I am taking in what is being said about my way of thinking and appreciate that I need to put on my scientist"s hat. Lesson learnt. This board is the best I’ve come across and I’d be stupid to carry on as I have been.

Being an atheist, someone who is ethnically Middle Eastern and European, and a person who has studied religion (particularly Christianity and Islam) quite extensively, I think I can make a somewhat less bias comment than what I’ve seen so far, regarding racist comments of fat white men, and Arab liberation with miniskirts.

This is my first post, I’m a long time lurker, I usually post as psychonaut on atheistforums.org, but this discussion warranted a signup. I’ll play the devils advocate, and bring this forum back on topic.

  1. Bryan Ekers has already given an adequate explanation for the apparent contention that the OP may have had. So I won’t discuss it unless the OP has further clarified their contention.

  2. The OP may be referring to the qira’at, the two main qira’at in use today being the Hafs and Warsh. Ibn Warraq has commented on the differences between these qira’at in his book “Which Koran?: Variants, Manuscripts, Linguistics”, he has also posted a summary of some variants between the Hafs and Warsh qira’at in this article
    http://www.newenglishreview.org/custpage.cfm/frm/15565/sec_id/15565

If the OP is not referring to that, he may have, as he had stated in another post, been referring to the Differences between the 1924 Cairo version and the Sana’a manuscript , there is a list of variants on the wikipedia page (which I’m not a fan of referencing, but I’ll do it for the humanities :P) for the Sana’a palimpsest here

  1. He may in fact be referring to the hadith which claims that Waraqa used to read the Bible in Arabic. IE:
    404 - Page not found | Quran Verses, Hadith, and Islamic History | Alim

Or the the common christian polemic, starting with St. John of Damascus, that he had forged his book with the help of Bahira, the Nestorian monk:
http://orthodoxinfo.com/general/stjohn_islam.aspx

To add, isn’t there an ongoing project to compare a lot of pre-Islamic literature to the Quran, thus at least mildly affirming what he is saying?
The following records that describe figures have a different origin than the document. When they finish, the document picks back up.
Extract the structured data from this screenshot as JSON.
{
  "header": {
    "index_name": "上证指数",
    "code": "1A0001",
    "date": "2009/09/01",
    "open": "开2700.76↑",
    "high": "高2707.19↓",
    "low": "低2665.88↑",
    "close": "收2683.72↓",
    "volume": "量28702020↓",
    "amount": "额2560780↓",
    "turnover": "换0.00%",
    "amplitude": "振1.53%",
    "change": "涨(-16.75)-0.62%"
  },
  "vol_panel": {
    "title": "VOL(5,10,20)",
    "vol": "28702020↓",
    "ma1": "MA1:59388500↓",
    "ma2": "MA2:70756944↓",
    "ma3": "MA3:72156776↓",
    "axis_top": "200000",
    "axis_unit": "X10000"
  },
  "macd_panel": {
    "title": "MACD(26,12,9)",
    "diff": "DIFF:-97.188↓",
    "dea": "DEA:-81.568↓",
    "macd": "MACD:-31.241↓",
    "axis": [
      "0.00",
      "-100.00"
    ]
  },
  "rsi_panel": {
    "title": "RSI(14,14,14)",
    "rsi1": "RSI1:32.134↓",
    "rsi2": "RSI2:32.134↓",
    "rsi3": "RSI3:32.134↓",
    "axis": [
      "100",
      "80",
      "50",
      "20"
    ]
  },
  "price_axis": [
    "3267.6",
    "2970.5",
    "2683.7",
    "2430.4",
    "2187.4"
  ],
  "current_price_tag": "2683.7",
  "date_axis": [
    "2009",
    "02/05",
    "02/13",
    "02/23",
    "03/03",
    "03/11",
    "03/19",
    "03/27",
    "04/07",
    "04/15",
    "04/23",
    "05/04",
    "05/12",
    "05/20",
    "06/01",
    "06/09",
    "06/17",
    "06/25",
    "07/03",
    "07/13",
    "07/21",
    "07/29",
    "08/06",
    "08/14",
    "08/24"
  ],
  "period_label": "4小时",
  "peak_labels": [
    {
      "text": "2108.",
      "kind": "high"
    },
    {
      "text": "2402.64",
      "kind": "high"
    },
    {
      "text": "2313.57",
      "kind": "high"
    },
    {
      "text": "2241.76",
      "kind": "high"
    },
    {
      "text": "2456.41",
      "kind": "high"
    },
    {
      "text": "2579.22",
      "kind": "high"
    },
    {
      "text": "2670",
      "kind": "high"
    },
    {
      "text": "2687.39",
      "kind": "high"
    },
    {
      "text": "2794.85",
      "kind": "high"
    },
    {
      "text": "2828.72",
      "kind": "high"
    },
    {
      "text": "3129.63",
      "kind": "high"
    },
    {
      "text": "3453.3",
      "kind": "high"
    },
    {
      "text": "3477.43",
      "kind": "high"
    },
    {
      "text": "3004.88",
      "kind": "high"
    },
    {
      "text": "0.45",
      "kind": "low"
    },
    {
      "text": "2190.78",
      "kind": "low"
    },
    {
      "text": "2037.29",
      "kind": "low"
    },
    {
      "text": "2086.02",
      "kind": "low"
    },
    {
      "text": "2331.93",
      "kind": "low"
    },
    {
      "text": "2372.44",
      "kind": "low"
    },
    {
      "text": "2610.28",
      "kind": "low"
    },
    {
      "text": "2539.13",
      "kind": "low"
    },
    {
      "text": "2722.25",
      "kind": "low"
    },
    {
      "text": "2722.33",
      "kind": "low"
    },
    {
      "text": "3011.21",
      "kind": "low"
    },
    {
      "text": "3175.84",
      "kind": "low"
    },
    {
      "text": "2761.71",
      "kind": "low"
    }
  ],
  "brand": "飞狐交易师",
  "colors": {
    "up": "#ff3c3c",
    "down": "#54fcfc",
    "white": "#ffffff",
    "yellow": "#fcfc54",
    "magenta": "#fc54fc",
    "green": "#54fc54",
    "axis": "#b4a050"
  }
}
http://www.corpuscoranicum.de/

  1. He may be referring to the near complete manuscripts from the late 1st to early 2nd century Hijra, which is roughly around the late 600s to 750 If I remember correctly.
    So he’s a bit off, but I mean, there’s really nothing we can do to confirm with near certainty that there is a complete Quran around the mid 600s, unless of course, I’m mistaken, if so, please clarify.
  1. It sounds like he’s referring to Josiah’s rediscovery of the Deuteronomic texts, which has been theorized as the origin of the Pentateuch (meaning Josiah, and the Yahwist priest Hilkiah strung together Deuteronomy instead of finding it) rather than Moses “burying it” as you say, which isn’t even mentioned in the bible. The theory posited by Dewett is currently being discussed at length

Here’s a sample

https://muse.jhu.edu/journals/jbl/summary/v130/130.1.na-aman.html

We probably are left with his personal meanderings, but I hate seeing things being discussed without reference. So there they are.
Do what you will with them. I know these don’t constitute for scientific evidence, as my background IRL is science, but historical evidence (from memory) is a bit more loose, and seems to me, that it’s just people arguing at length with each other without any falsifiable physical evidence. Just theorizing and using Occam’s razor.

I may be wrong though, as it’s only a hobby of mine to delve in to such matters.